Thomas Holliday Hicks (American National Biography)

Scholarship
Jean H. Baker, "Hicks, Thomas Holliday," American National Biography Online, February 2000, http://www.anb.org/articles/04/04-00496.html.
During the secession crisis of 1860-1861, Governor Hicks took several crucial steps to keep the border slave state of Maryland in the Union. First he refused to meet officially with the agents of seceded southern states intent on persuading Maryland to join the Confederacy. Then, following the sentiments of the Unionist majority of Maryland, he refused to call a special session of the legislature, which met biennially and was not scheduled to meet until 1862. Staunchly he resisted a move to organize a state convention to consider the issue of secession. Throughout the winter Hicks remained convinced that the critical issue for Marylanders was that they choose for themselves their future, and he reminded the governor of South Carolina "that Maryland should not convene her legislature at the bidding of South Carolina."

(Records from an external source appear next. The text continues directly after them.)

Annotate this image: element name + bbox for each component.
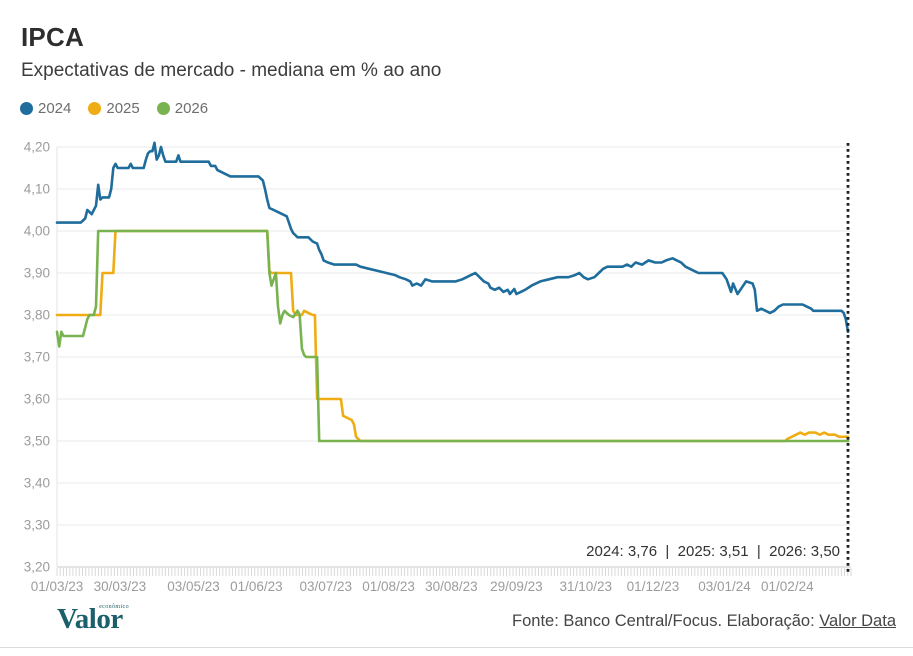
x-axis-tick-label: 30/08/23 <box>425 579 478 594</box>
y-axis-tick-label: 3,50 <box>24 434 50 449</box>
x-axis-tick-label: 03/01/24 <box>698 579 751 594</box>
legend-dot-2026-icon <box>156 102 170 115</box>
line-chart: 3,20 3,30 3,40 3,50 3,60 3,70 3,80 3,90 4,00 4,10… <box>24 140 852 594</box>
y-axis-tick-label: 4,10 <box>24 182 50 197</box>
y-axis-tick-label: 3,70 <box>24 350 50 365</box>
legend: 2024 2025 2026 <box>20 100 208 117</box>
latest-values-annotation: 2024: 3,76 | 2025: 3,51 | 2026: 3,50 <box>586 543 840 560</box>
x-axis-tick-label: 29/09/23 <box>490 579 543 594</box>
x-axis-tick-label: 03/05/23 <box>167 579 220 594</box>
x-axis-tick-label: 01/02/24 <box>761 579 814 594</box>
x-axis-tick-label: 31/10/23 <box>559 579 612 594</box>
y-axis-tick-label: 3,20 <box>24 560 50 575</box>
series-line-2024 <box>55 141 850 334</box>
x-axis-tick-label: 30/03/23 <box>94 579 147 594</box>
chart-title: IPCA <box>21 22 84 52</box>
valor-logo-text: Valor <box>57 603 123 635</box>
y-axis-tick-label: 3,80 <box>24 308 50 323</box>
series-line-2025 <box>55 229 850 443</box>
valor-data-link[interactable]: Valor Data <box>819 612 896 630</box>
source-line: Fonte: Banco Central/Focus. Elaboração: … <box>512 612 896 631</box>
source-text: Fonte: Banco Central/Focus. Elaboração: <box>512 612 820 630</box>
legend-item-2025: 2025 <box>88 100 140 117</box>
x-axis-minor-ticks <box>56 568 852 576</box>
y-axis-tick-label: 4,00 <box>24 224 50 239</box>
chart-subtitle: Expectativas de mercado - mediana em % a… <box>21 60 442 81</box>
y-axis-tick-label: 3,90 <box>24 266 50 281</box>
x-axis-tick-label: 01/12/23 <box>627 579 680 594</box>
y-axis-tick-label: 3,40 <box>24 476 50 491</box>
y-axis-tick-label: 3,60 <box>24 392 50 407</box>
legend-item-2024: 2024 <box>20 100 71 117</box>
legend-label-2025: 2025 <box>106 100 140 117</box>
legend-label-2024: 2024 <box>38 100 72 117</box>
valor-logo-small-text: econômico <box>99 604 129 610</box>
legend-dot-2024-icon <box>20 102 33 115</box>
y-axis-tick-label: 4,20 <box>24 140 50 155</box>
legend-item-2026: 2026 <box>156 100 209 117</box>
bottom-divider <box>0 647 913 648</box>
valor-logo: econômico Valor <box>57 604 133 634</box>
series-line-2026 <box>55 229 850 443</box>
legend-label-2026: 2026 <box>174 100 209 117</box>
x-axis-tick-label: 01/03/23 <box>31 579 84 594</box>
x-axis-tick-label: 01/06/23 <box>230 579 283 594</box>
x-axis-tick-label: 03/07/23 <box>299 579 352 594</box>
legend-dot-2025-icon <box>88 102 102 115</box>
y-axis-tick-label: 3,30 <box>24 518 50 533</box>
x-axis-tick-label: 01/08/23 <box>362 579 415 594</box>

While Hicks sympathized with southern opposition to the North's personal liberty laws that freed fugitive slaves, he continued to resist a Confederate conspiracy to force Maryland out of the Union. Appealing before the start of the war for peace and reason, he represented a moderate body of thought in Maryland, which believed that the border states of Kentucky, Delaware, Missouri, and Maryland could serve as territorial buffers between the North and South. Such a confederation might prevent war and serve as a force to adjudicate sectional differences peacefully.